TL;DRSpaceX’s Starship V3 deployed mock satellites but lost the Super Heavy booster to an explosion. The $75B IPO is three weeks away.

SpaceX launched the 12th test flight of its Starship rocket on Friday evening from Starbase, Texas, marking the debut of the upgraded Version 3 vehicle. The flight successfully deployed 20 mock Starlink satellites and beamed live video from space, but the Super Heavy booster was destroyed after separation, failing to achieve a controlled descent. The test came three weeks before SpaceX is expected to raise approximately $75 billion in what would be the largest IPO in history.

The 90-minute launch window opened at 6:30 p.m. ET after a scrub the previous day caused by a hydraulic pin on the launch tower that failed to retract. Starship V3 lifted off from a new launch pad at Starbase, powered by 33 Raptor engines generating 18 million pounds of thrust. The vehicle stands 408 feet tall when fully stacked and is the largest rocket ever built or flown.
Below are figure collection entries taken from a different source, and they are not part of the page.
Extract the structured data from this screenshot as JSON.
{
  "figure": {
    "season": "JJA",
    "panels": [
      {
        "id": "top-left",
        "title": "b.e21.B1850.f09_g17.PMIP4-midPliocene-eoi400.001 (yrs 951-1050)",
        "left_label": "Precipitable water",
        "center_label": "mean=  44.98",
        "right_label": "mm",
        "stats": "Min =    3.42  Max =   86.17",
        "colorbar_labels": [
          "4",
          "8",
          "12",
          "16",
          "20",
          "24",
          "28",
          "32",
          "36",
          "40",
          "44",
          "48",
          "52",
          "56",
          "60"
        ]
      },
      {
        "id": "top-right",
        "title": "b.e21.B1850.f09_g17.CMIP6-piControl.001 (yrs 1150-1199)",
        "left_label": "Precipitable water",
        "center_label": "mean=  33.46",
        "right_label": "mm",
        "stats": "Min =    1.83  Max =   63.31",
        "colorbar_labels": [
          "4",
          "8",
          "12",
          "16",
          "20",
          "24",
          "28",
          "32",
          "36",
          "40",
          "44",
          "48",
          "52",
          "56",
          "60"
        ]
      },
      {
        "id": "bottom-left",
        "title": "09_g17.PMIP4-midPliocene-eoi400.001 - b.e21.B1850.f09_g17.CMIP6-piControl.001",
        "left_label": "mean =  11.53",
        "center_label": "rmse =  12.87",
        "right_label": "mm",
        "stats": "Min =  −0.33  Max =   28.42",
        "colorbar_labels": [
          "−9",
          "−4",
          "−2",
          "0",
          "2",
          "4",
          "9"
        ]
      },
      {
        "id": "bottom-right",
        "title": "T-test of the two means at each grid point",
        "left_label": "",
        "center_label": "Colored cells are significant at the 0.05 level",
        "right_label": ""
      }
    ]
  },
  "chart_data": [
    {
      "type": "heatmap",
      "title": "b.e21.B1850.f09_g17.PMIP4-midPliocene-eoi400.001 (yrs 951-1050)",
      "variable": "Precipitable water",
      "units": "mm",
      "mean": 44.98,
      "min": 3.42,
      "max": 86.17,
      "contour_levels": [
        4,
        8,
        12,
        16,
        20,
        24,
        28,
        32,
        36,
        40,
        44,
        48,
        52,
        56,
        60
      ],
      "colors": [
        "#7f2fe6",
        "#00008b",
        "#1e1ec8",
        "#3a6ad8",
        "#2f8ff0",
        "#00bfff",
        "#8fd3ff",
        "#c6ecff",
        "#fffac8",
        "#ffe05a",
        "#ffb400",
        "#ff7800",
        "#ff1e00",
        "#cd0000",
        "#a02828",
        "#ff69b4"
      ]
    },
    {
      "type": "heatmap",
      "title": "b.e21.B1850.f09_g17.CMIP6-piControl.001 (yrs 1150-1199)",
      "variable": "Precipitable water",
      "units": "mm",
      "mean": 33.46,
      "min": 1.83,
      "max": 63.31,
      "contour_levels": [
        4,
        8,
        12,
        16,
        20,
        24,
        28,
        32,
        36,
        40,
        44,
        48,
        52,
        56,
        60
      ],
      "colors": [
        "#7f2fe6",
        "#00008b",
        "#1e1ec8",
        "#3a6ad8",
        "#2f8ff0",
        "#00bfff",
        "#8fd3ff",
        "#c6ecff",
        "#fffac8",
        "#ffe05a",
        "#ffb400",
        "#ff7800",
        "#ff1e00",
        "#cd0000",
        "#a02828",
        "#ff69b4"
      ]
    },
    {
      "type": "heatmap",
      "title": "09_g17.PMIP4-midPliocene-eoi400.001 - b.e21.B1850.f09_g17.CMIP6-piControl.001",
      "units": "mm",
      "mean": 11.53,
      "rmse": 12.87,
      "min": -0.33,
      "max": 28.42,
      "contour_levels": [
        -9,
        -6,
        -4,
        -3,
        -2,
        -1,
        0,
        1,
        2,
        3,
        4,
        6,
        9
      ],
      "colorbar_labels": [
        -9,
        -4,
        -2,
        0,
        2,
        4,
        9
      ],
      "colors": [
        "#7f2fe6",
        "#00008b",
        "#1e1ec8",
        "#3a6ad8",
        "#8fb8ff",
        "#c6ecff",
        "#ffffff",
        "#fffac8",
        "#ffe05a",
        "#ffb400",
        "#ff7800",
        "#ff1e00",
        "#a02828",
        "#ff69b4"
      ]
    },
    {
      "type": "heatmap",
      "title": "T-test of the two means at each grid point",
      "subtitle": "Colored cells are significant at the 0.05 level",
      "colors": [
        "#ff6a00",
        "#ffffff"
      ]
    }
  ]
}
The flight proceeded nominally through ascent and stage separation, but anomalies emerged almost immediately after the Super Heavy booster detached. During an engine relight sequence intended to steer the booster toward a controlled landing, failures destroyed a significant portion of the booster’s aft section, resulting in a loss of control. The booster was not attempting a landing at the launch tower on this flight but was targeting a controlled descent into the Gulf of Mexico.